# Do you prefer a push or pull ride?



## 1dog3cats17rodents (Dec 7, 2007)

I'm mostly talking about for jumping, but for any discipline, do you prefer a push or pull ride? I don't mean a horse that you are kicking every step, or a horse that bolts around the ring. But do you prefer a horse that needs a solid, strong leg and perhaps tries to add strides in a course, or goes too slow. OR, do you want a horse that likes to move fast, and possibly likes to try to remove strides in a course?

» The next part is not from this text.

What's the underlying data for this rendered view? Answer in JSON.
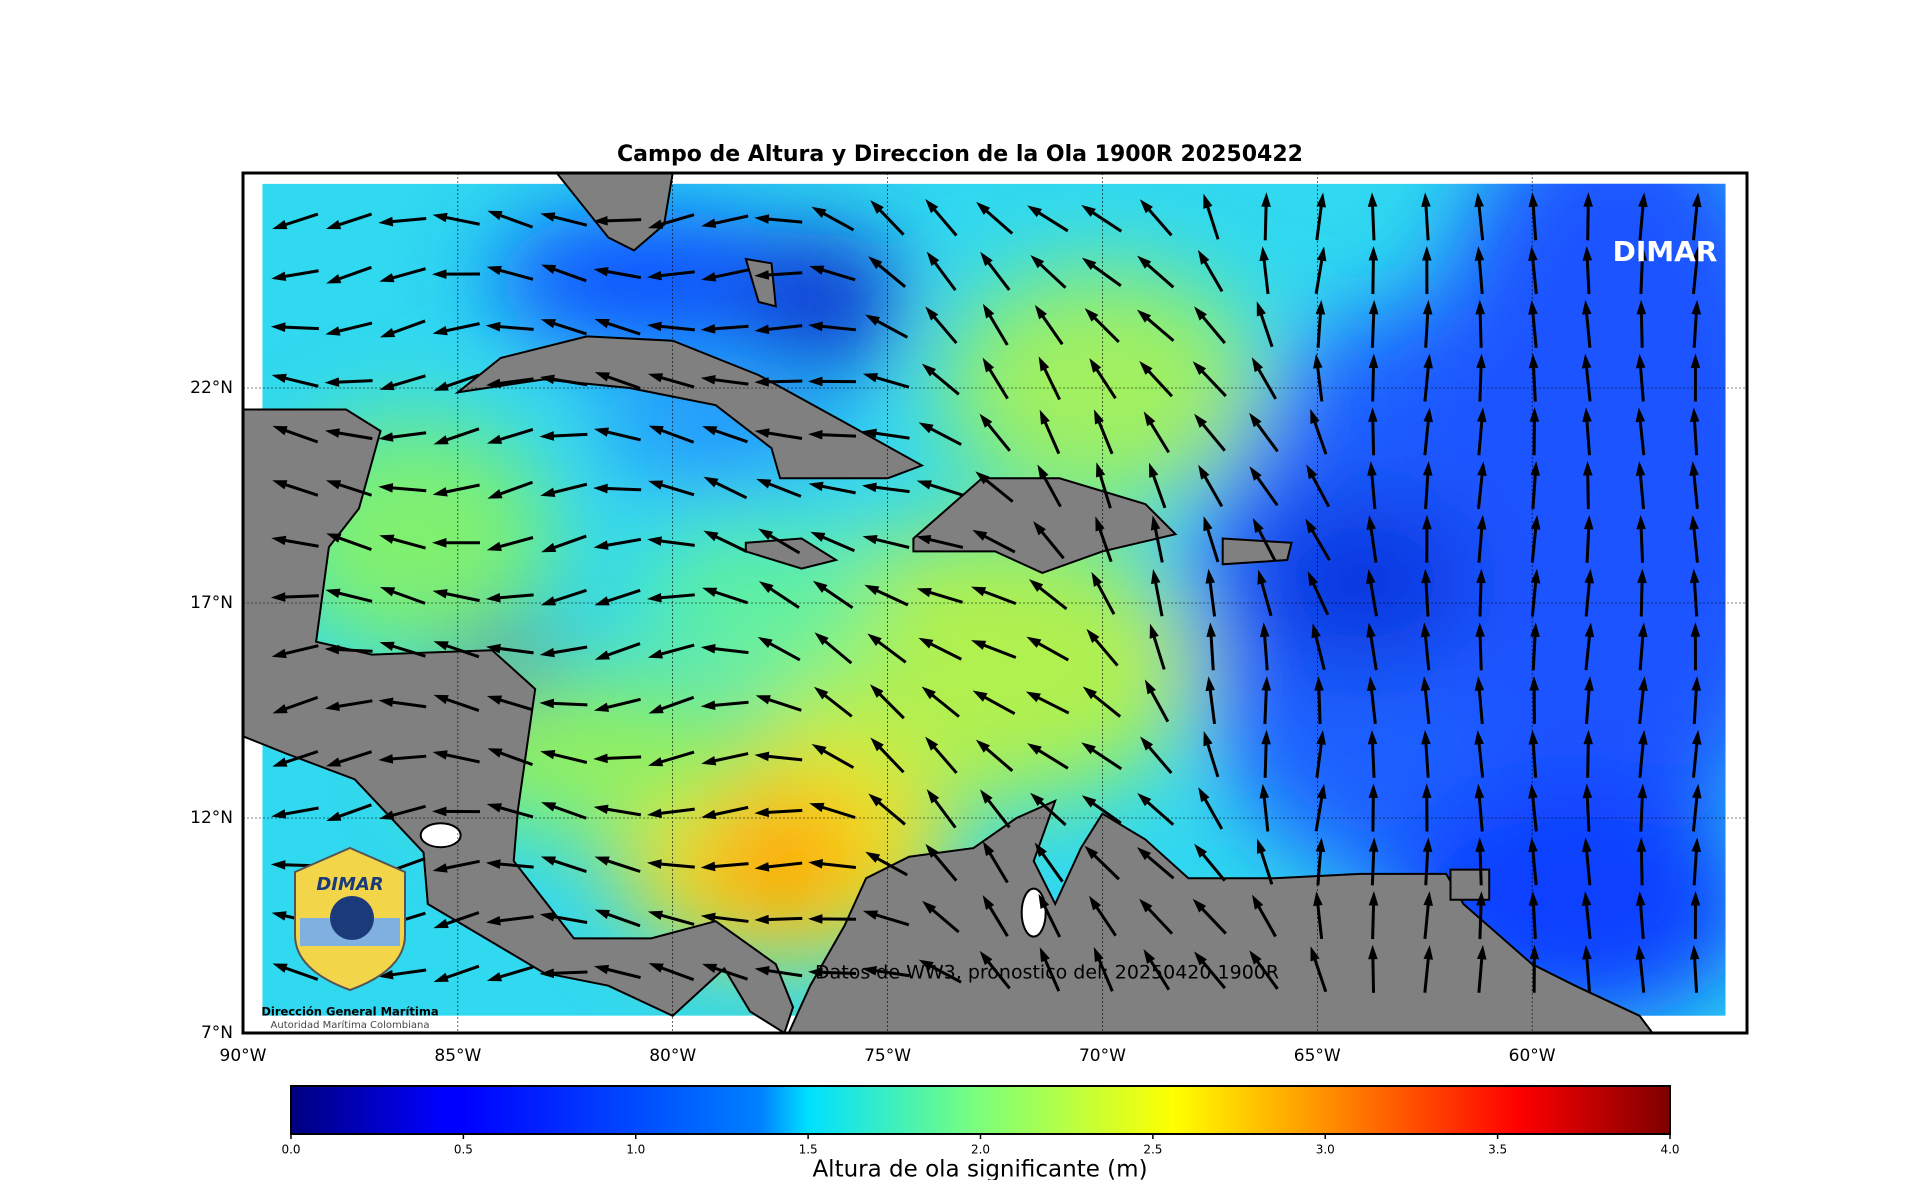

Personally, I have strong legs and NO upper body, so I'm all for the push ride. I feel much more in control, and feel like I have time to plan and count out my strides


----------



## xx chico (Mar 12, 2009)

I prefer the pull ride. I like to go fast, it's a bad thing sometimes lol.


----------



## happygoose123 (Jan 19, 2009)

well my horse is a pull ride!! i dont mid it, it doesnt bother me at all! but sometimes i would prefer a push ride!! so i dont know!!! Lol!!!


----------



## happygoose123 (Jan 19, 2009)

i voted a push ride! i think i would prefer that! maybe... i still dont know lol! i dont mind either way but i would like to alternate!! lol!


----------



## wild_spot (Jan 30, 2008)

Pull ride, definately. I just find it a lot easier to bring back the forward than try to create it!


----------



## draftlover215 (Apr 2, 2009)

Definatly a pull ride. Push rides are frustrating to me. It's why I loved my Arabian SO much! He was always a pull ride. LOL


----------



## Equuestriaan (Nov 5, 2008)

Definitely a pull ride.. more exhilirating. Push rides just tire me out. >.>


----------



## smrobs (Jul 30, 2008)

I also have always prefered a horse that is a little "pushy". I would rather check them every now and then than have to keep constant leg pressure. All my horses stay in the gait that I set them in but they do it with energy and they are always ready to go when I ask. I don't like having to ask, then tell, then order to get something done. Lazy horses generally don't make good cow horses anyway.


----------



## Snaffle (Nov 5, 2008)

Pull ride. I don't have patience to support the sloths the entire ride.


----------



## Xoras (Sep 23, 2008)

Push ride. I'm a huge wimp, so the idea of going fast makes me nervous rather than excited.


----------